Mean AIV titers by quantitative real-time RT-PCR for each swab construction type by day post inoculation and transport media: a) brain heart infusion (BHI), b) phosphate buffered saline (PBS). Statistical significance (p ≤ 0.05) in differences among the amount of virus recovered by swab construction type for each day post inoculation is indicated by different letters above the bars. Error bars represent standard deviation.

Figure 2

Mean AIV titers by quantitative real-time RT-PCR for each transport condition. Statistical significance (p ≤ 0.05) in differences among the amount of virus recovered by transport condition for each day post inoculation is indicated by different letters above the bars. Error bars represent standard deviation.

Figure 3

Mean AIV titers by quantitative real-time RT-PCR for a single swab or pools of 5 or 11 swabs. Statistical significance (p ≤ 0.05) in differences among the amount of virus recovered by numbers of swabs pooled for each day post inoculation is indicated by different letters above the bars.
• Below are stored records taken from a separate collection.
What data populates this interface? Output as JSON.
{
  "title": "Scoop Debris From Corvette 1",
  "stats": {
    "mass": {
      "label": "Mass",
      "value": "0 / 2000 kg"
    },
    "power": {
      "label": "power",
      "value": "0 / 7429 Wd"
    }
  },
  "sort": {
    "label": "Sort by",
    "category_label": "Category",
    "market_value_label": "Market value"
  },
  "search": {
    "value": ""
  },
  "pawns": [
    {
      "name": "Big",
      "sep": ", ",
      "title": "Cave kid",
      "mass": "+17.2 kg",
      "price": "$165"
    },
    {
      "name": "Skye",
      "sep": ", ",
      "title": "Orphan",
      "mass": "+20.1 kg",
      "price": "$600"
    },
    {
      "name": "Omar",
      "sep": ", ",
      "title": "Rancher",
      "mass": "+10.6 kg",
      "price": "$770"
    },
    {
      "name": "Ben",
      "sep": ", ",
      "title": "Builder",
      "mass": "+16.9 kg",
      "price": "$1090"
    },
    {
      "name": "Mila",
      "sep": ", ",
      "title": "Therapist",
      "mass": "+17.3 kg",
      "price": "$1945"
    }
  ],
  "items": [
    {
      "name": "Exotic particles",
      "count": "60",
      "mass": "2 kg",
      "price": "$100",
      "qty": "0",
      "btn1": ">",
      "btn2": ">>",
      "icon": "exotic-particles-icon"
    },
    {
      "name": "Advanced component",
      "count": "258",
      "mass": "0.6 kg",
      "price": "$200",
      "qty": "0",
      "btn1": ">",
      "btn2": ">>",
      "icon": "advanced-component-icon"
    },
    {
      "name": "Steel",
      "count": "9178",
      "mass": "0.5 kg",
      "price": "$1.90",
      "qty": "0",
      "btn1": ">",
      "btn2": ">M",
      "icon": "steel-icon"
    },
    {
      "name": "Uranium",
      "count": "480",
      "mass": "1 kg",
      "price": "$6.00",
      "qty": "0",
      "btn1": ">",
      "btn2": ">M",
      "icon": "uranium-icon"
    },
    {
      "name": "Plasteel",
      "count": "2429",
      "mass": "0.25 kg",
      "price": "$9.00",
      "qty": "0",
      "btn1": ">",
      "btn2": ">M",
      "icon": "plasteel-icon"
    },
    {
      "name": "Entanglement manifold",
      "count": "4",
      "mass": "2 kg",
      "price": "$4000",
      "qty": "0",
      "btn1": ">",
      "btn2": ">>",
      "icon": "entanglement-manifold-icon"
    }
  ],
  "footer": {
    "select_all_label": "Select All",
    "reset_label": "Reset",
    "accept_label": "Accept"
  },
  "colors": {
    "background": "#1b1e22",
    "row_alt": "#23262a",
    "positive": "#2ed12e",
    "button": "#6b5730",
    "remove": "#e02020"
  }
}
Error bars represent standard deviation.

Figure 4

Swab types; a) non-flocked Dacron, b) nylon flocked, c) urethane foam, d) culturette.

Figure 5

Diagram of experiment to evaluate swab type and media type. Specific pathogen free white leghorn chickens were inoculated with 10^6.5 50% egg infectious doses of AIV by in the intrachoanal route. Fifteen oro-pharyngeal and 15 cloacal swabs were collected at 1, 2, 3, 4, 7, 10, 14, 17 and 21 days post inoculation using non-flocked swabs, flocked swabs and foam swabs. Individual swabs for each swab construction type were transported in either brain heart infusion (BHI) broth or phosphate buffered saline (PBS).

Figure 6

Diagram of experiment to evaluate transport conditions and media volume. Specific pathogen free white leghorn chickens were inoculated with 10^6.5 50% egg infectious doses of AIV by in the intrachoanal route. Oro-pharyngeal (OP) and cloacal (CL) swabs were collected at 1, 2, 3, 4, 7, 10 and 14 days post inoculation using flocked swabs and brain heart infusion broth (BHI). Individual swabs and pools of 5 swabs (4 from unexposed chickens and 1 from an inoculated chicken) were collected and trans ported in different conditions as follows: 1) collected in 3.5 ml of BHI and transported either in the swab tube n = 15 OP and 15 CL swabs; 2) collected in 3.5 ml BHI and wrung out in the swab tube and removed prior to transport; 3) collected in 2 ml BHI and wrung out in the swab tube and removed prior to transport, n = 10 OP and CL swabs each (individual swabs only); 4) collected in 2 ml of BHI and transported in the swab tube, n = 10 OP and CL swabs each (only individual swabs collected); 5) collected and transported dry, pooled and transferred to BHI 24 hours after transport, n = 15 OP and 15 CL swabs each.

Figure 7

Diagram of experiment to evaluate swab pooling. Specific pathogen free white leghorn chickens were inoculated with 10^6.5 50% egg infectious doses by in the intrachoanal route. Oro-pharyngeal (OP) and cloacal (CL) swabs were collected at 1, 2, 3, 4, 7 and 14 days post inoculation using non-flocked swabs and brain heart infusion broth. Twenty (2 replicates of 10) individual OP or CL swabs were collected at each time point. Thirty OP and 30 CL (2 replicates of 15) of each of the 5 and 11 swab pools were collected at each time point. Pools were comprised of 1 swab from a chicken inoculated with LPAIV and the remaining (4 or 10) swabs were collected from unexposed chickens.